Now, you can think of your annuity as a replacement for long-dated fixed interest bonds.  A portfolio of fixed payment annuities, cash, maybe some commodities/gold, and stocks could be very stable, balancing the risks of inflation and deflation, and of high and low real rates.

There is the added benefit of the regular income which is useful to average people, who are okay with budgeting, but really don’t understand investments.  Just beware inflation and credit risk.

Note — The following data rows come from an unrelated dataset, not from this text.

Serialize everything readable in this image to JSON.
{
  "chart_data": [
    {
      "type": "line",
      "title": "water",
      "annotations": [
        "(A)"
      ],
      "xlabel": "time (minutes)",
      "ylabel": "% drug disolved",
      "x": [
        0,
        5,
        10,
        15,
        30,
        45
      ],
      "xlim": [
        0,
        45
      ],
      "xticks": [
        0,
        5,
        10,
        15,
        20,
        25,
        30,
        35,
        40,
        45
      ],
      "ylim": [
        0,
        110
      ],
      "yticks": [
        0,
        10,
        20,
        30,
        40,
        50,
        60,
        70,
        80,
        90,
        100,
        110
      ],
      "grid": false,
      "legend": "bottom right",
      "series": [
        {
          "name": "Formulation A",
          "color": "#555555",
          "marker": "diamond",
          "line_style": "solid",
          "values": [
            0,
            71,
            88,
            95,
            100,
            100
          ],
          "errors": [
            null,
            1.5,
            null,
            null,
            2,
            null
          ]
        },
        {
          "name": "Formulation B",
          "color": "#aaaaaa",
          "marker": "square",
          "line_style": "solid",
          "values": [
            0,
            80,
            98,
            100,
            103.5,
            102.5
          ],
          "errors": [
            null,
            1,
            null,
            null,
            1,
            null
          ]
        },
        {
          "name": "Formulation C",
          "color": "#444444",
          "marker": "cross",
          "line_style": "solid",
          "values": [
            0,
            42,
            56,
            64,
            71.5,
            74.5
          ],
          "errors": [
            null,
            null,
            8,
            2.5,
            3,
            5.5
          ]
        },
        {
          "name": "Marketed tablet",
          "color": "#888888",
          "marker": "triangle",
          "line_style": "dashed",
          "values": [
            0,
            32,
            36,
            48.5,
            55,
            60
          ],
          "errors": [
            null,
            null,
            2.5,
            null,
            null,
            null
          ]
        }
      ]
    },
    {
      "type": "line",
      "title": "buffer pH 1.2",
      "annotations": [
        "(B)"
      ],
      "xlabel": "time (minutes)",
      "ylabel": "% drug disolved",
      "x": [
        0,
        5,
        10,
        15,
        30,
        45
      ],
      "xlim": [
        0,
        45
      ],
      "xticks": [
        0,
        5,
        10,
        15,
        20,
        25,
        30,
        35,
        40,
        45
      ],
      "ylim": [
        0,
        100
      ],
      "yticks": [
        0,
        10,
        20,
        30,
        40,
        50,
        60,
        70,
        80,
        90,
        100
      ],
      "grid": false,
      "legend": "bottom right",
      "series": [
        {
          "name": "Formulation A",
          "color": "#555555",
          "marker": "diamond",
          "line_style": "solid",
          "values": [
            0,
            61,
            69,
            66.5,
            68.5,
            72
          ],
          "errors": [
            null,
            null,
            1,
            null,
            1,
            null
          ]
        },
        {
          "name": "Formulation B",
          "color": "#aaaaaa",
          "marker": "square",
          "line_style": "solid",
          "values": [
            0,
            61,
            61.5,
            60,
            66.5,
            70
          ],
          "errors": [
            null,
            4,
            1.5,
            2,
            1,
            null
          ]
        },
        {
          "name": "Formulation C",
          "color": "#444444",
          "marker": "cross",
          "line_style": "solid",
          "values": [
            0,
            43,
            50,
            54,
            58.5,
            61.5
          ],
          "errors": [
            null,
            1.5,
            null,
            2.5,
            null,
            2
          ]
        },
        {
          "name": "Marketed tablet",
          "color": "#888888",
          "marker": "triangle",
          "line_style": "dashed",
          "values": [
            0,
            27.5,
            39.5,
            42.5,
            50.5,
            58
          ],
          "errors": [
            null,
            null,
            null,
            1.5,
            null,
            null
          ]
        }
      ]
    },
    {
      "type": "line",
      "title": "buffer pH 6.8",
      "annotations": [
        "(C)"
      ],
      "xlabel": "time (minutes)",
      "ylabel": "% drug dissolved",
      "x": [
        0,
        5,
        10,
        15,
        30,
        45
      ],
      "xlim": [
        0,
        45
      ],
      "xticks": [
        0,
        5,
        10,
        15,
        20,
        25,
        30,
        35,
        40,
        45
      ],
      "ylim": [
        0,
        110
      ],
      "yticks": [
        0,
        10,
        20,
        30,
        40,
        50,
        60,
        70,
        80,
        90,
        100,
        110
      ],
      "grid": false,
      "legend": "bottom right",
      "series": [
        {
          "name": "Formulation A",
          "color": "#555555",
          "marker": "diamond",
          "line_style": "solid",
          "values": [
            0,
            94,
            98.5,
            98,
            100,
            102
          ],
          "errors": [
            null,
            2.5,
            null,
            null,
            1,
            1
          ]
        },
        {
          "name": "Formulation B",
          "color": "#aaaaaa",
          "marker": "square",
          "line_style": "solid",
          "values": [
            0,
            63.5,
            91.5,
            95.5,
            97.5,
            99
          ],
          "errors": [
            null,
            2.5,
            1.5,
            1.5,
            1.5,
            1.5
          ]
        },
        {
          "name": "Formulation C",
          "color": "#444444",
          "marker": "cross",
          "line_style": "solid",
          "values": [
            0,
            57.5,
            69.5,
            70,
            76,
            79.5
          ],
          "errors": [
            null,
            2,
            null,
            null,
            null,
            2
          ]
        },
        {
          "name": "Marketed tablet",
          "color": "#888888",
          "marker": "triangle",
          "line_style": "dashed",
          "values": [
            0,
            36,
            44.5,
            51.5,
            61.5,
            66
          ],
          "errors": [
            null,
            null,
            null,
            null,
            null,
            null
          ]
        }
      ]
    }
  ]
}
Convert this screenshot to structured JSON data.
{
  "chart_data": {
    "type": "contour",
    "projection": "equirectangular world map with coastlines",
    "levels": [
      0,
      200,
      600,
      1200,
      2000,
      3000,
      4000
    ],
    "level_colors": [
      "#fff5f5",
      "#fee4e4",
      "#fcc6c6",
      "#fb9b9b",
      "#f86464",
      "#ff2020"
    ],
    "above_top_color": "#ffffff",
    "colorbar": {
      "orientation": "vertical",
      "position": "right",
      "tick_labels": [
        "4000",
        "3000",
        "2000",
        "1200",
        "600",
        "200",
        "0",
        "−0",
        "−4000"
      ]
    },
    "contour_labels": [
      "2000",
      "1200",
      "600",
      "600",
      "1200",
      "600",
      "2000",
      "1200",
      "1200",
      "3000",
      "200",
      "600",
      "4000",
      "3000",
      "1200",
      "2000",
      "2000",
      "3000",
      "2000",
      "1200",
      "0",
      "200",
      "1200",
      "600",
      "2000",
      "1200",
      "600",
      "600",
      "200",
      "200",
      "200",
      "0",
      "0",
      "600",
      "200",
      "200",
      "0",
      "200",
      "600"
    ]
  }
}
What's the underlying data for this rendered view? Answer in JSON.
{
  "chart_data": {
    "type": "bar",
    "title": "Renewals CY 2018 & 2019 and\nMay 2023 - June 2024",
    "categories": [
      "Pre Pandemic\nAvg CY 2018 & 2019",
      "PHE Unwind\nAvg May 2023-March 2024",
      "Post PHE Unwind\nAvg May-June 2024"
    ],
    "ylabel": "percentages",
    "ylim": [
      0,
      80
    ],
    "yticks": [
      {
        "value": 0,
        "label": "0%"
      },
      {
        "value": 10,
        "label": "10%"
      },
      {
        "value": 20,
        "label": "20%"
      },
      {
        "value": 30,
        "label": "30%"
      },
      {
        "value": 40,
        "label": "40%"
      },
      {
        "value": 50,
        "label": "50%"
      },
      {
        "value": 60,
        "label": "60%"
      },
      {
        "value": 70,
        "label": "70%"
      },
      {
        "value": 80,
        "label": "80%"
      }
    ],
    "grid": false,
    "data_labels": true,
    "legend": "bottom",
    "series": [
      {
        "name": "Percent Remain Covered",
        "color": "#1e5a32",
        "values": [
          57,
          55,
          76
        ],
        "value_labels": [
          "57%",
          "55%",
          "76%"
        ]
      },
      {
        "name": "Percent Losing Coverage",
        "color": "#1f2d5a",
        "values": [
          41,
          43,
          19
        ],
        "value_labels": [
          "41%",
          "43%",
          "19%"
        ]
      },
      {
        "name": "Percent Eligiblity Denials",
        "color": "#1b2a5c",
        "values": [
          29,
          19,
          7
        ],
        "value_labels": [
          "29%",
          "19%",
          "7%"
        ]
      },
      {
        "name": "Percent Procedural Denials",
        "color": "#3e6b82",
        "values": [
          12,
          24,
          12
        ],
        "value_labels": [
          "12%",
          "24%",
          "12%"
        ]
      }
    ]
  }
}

One more note: most insurance agents will never suggest immediate annuities to you because when you buy one, that’s the last commission the agent ever gets.  They would rather you buy a deferred annuity, where they can gain another commission when the surrender charge period is up, and roll you to a new product.

Summary

Longevity insurance is good, but be sure you avoid credit risk, and have other assets to compensate for potential inflation risk.

1 Comment

  • TimP says:

    David, IMO agents don’t sell fixed, immediate annuities because they are a hard sell. The buyer “loses” the money invested in exchange for the guaranteed income stream.

    However, in the right circumstances: zero risk tolerance, long-life expectancy, other assets; an immediate annuity will beat any other guaranteed income stream, especially with the lower tax bite if the contract is bought with non-tax-deferred capital.